Corrado Formigli: “Cara Meloni, io faccio domande: basta speculare sugli stranieri”

Corrado Formigli

Cara Giorgia Meloni, le scrivo questa lettera per provare a fissare alcuni paletti che permettano a lei, leader di un importante partito e aspirante presidente del consiglio, e a noi giornalisti, di convivere fino al 25 settembre e anche dopo. Nel rispetto reciproco dei diversi ruoli.

Due giorni fa, mentre guardavo al telegiornale le immagini atroci dell’assassinio di Alika a Civitanova Marche, sono stato preso da un gesto istintivo. Ho afferrato il cellulare e ho fatto un tweet, rivolto a lei e a Matteo Salvini. Chiedevo se sarebbe arrivato su questa vicenda orribile un vostro messaggio di indignazione attraverso i canali social. Una domanda a mio parere del tutto legittima, visto che da anni assistiamo da parte sua e della destra sovranista a un autentico bombardamento contro gli immigrati, indicati esclusivamente come un problema di sicurezza pubblica e un ostacolo alla crescita e al benessere degli italiani. “Invasione”. “Sostituzione etnica”. Concetti ripetuti da lei, martellanti. L’omicidio di Alika, compiuto nella più completa indifferenza dei cittadini presenti, ci ha mostrato a che livello di ignavia, per non dire risentimento sordo e rabbioso, sono arrivati tanti italiani che da anni assistono al più completo degrado del linguaggio e della cosa pubblica.

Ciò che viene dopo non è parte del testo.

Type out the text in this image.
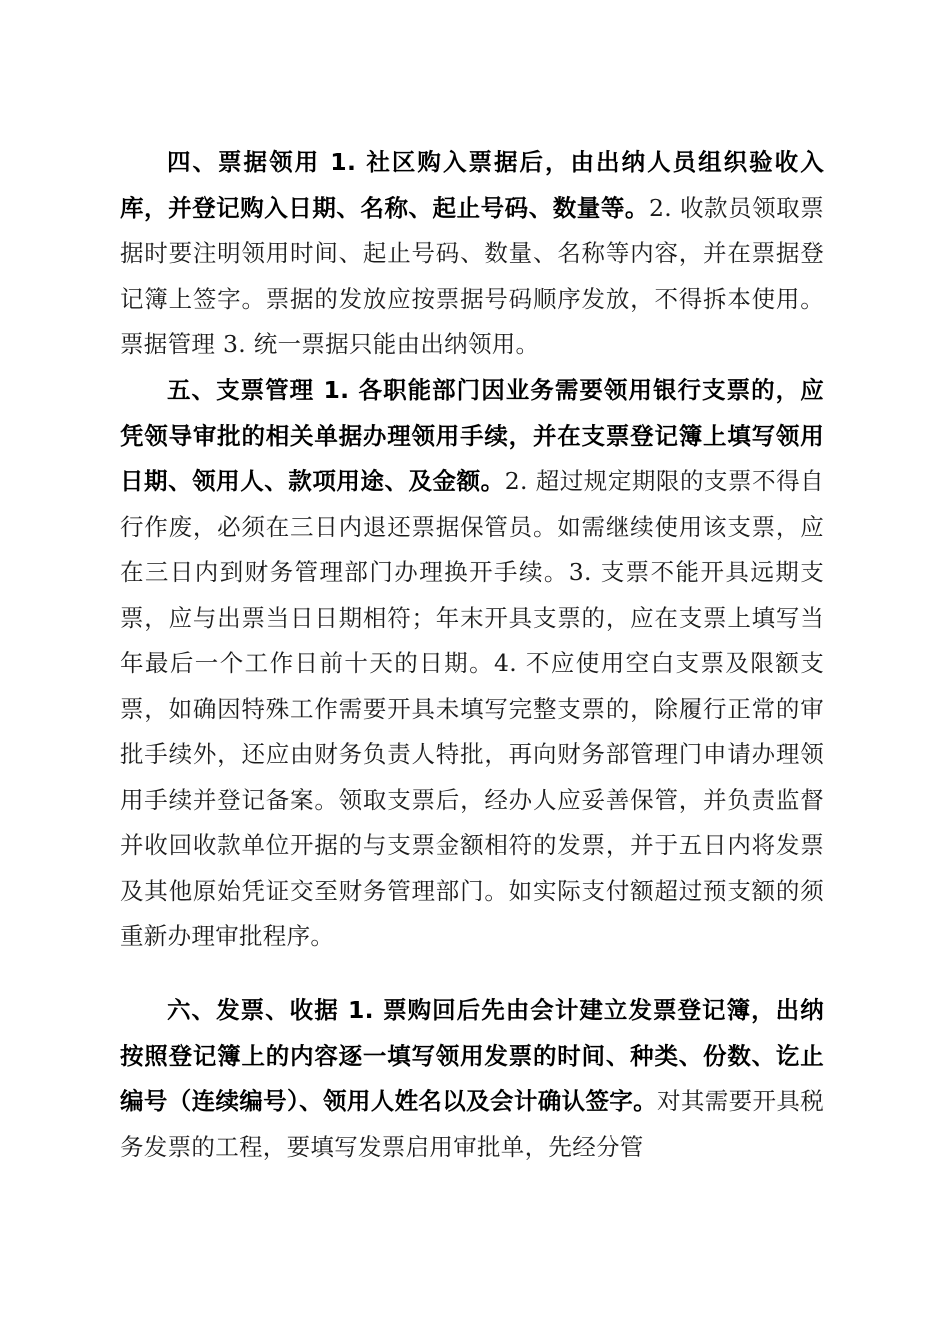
四、票据领用 1. 社区购入票据后，由出纳人员组织验收入库，并登记购入日期、名称、起止号码、数量等。2. 收款员领取票据时要注明领用时间、起止号码、数量、名称等内容，并在票据登记簿上签字。票据的发放应按票据号码顺序发放，不得拆本使用。票据管理 3. 统一票据只能由出纳领用。

五、支票管理 1. 各职能部门因业务需要领用银行支票的，应凭领导审批的相关单据办理领用手续，并在支票登记簿上填写领用日期、领用人、款项用途、及金额。2. 超过规定期限的支票不得自行作废，必须在三日内退还票据保管员。如需继续使用该支票，应在三日内到财务管理部门办理换开手续。3. 支票不能开具远期支票，应与出票当日日期相符；年末开具支票的，应在支票上填写当年最后一个工作日前十天的日期。4. 不应使用空白支票及限额支票，如确因特殊工作需要开具未填写完整支票的，除履行正常的审批手续外，还应由财务负责人特批，再向财务部管理门申请办理领用手续并登记备案。领取支票后，经办人应妥善保管，并负责监督并收回收款单位开据的与支票金额相符的发票，并于五日内将发票及其他原始凭证交至财务管理部门。如实际支付额超过预支额的须重新办理审批程序。

六、发票、收据 1. 票购回后先由会计建立发票登记簿，出纳按照登记簿上的内容逐一填写领用发票的时间、种类、份数、讫止编号（连续编号）、领用人姓名以及会计确认签字。对其需要开具税务发票的工程，要填写发票启用审批单，先经分管
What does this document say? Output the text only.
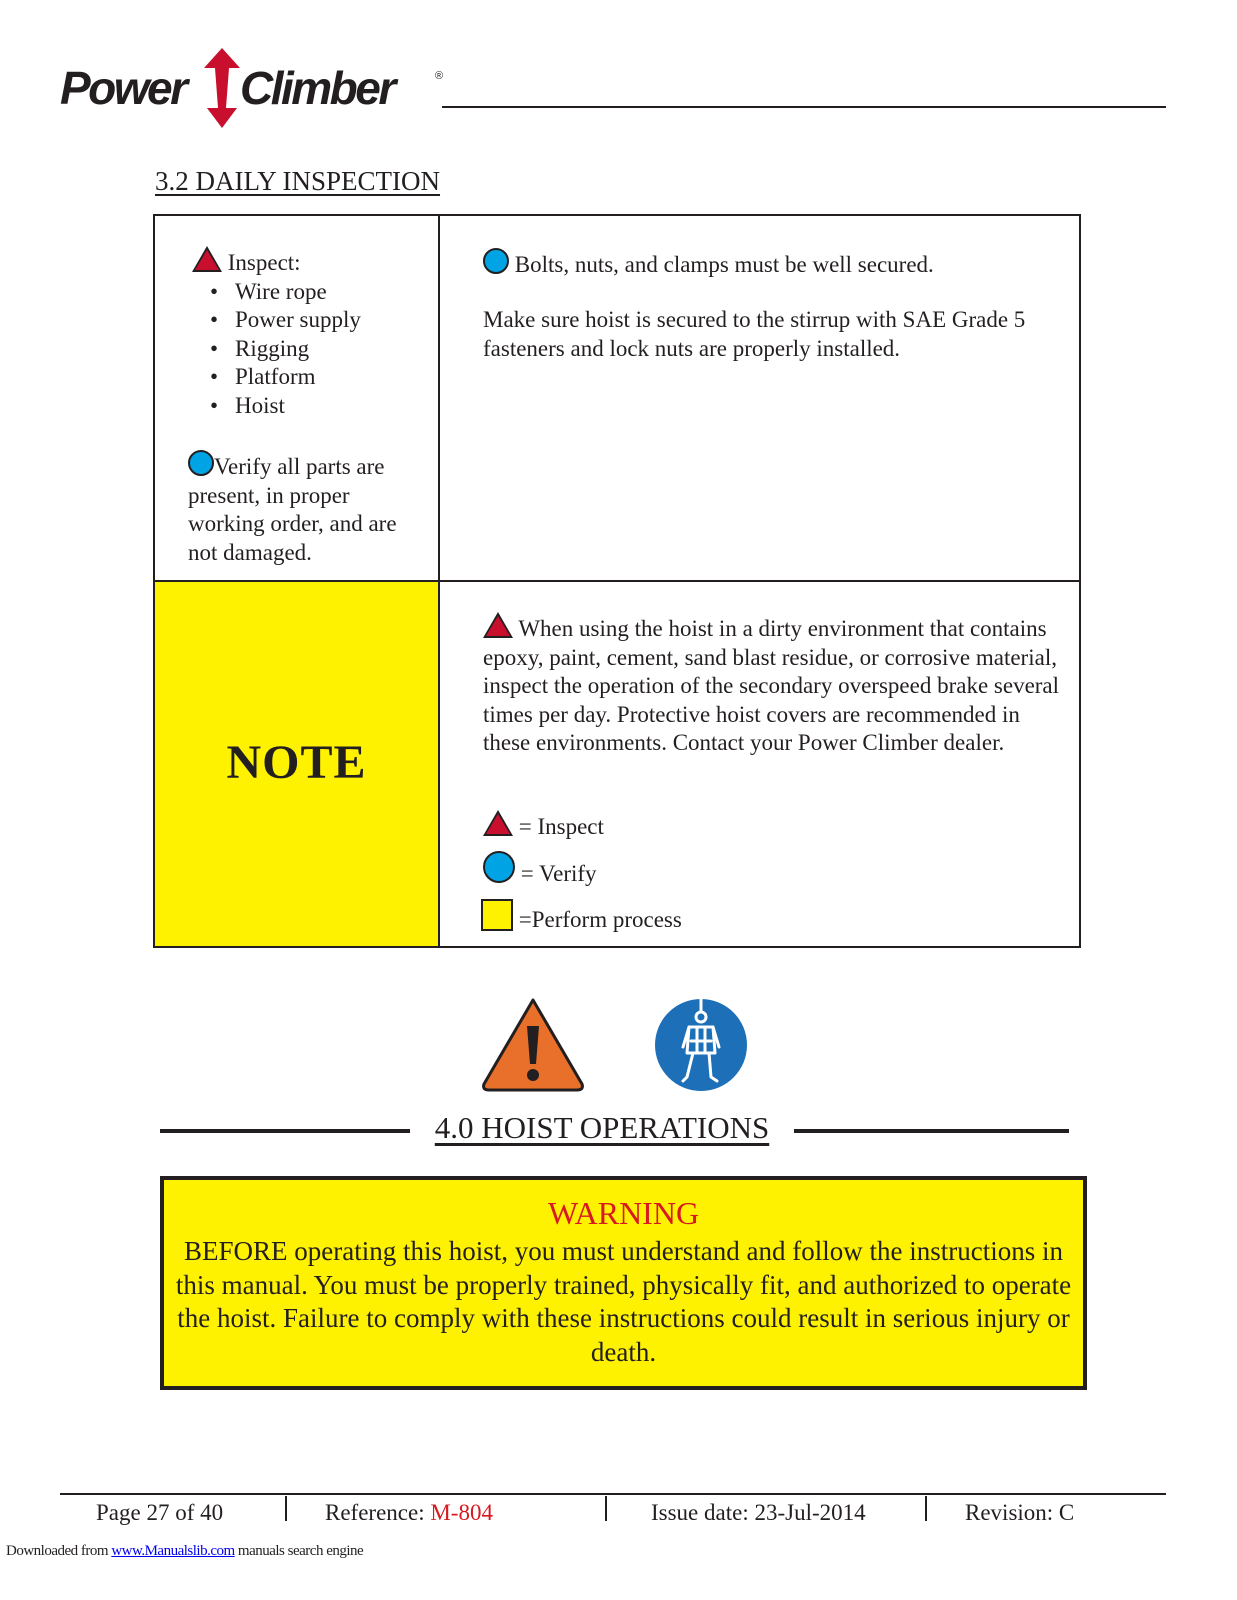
Power Climber	®
3.2 DAILY INSPECTION
Inspect:
• Wire rope
• Power supply
• Rigging
• Platform
• Hoist
Verify all parts are present, in proper working order, and are not damaged.
Bolts, nuts, and clamps must be well secured.
Make sure hoist is secured to the stirrup with SAE Grade 5 fasteners and lock nuts are properly installed.
NOTE
When using the hoist in a dirty environment that contains epoxy, paint, cement, sand blast residue, or corrosive material, inspect the operation of the secondary overspeed brake several times per day. Protective hoist covers are recommended in these environments. Contact your Power Climber dealer.
= Inspect
= Verify
=Perform process
4.0 HOIST OPERATIONS
WARNING
BEFORE operating this hoist, you must understand and follow the instructions in this manual. You must be properly trained, physically fit, and authorized to operate the hoist. Failure to comply with these instructions could result in serious injury or death.
Page 27 of 40	Reference: M-804	Issue date: 23-Jul-2014	Revision: C
Downloaded from www.Manualslib.com manuals search engine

Un uomo inerme massacrato mentre c’era chi faceva i filmini. Nella stessa regione dove Luca Traini aveva tentato una strage, anche questa volta contro quegli africani che in tanti, troppi disinvolti post lei ha ritratto con toni allarmistici e degradanti.

Nel suo racconto, sono sempre i poveri italiani le vittime. D’altronde, è dei loro voti che ha bisogno. Ma mi ha sempre colpito l’assenza di pietà umana che le macchine social di Lega e Fratelli d’Italia hanno mostrato verso volti e persone di cui sappiamo poco o niente. E che spesso sono storie di violenza, miseria estrema, guerra. Ma non voglio dilungarmi su argomenti che lei definirebbe “buonisti”. Andiamo al sodo della questione. Dopo una lunga storia politica mirata ad allontanare dai nostri confini i migranti, a demonizzarli, a condannarli senza attendere tre gradi di giudizio, a immaginare bellicosi blocchi navali (senza peraltro spiegare nel dettaglio come farli) era legittimo oppure no domandarle se e cosa avrebbe scritto sull’assassinio a mani nude di un ambulante nigeriano da parte di un italiano criminale e razzista? Anche perché, nei telegiornali della sera, non vi era traccia di un suo commento.

In compenso, un suo collega deputato della Lega, Riccardo Augusto Marchetti, invocava a proposito di quell’omicidio l’azzeramento degli sbarchi. Come dire che Alika, arrivando in Italia, quella morte se l’era un po’ andata a cercare. Dunque, il tweet. Alle 20.22, mentre Fratelli d’Italia tace. Un’ora e dieci dopo, la sua risposta, nella quale mi dà del propagandista e dello sciacallo. Ecco, questo è un altro punto nevralgico della questione. La propaganda la fanno i politici, legittimamente, per farsi votare. Nei comizi e sui balconcini digitali, evitando accuratamente intermediazioni giornalistiche. Noi facciamo domande, esprimiamo opinioni, critichiamo. Col solo limite della legge. Nel fare quel tweet a lei rivolto sono stato di parte? Certo, e lo rivendico.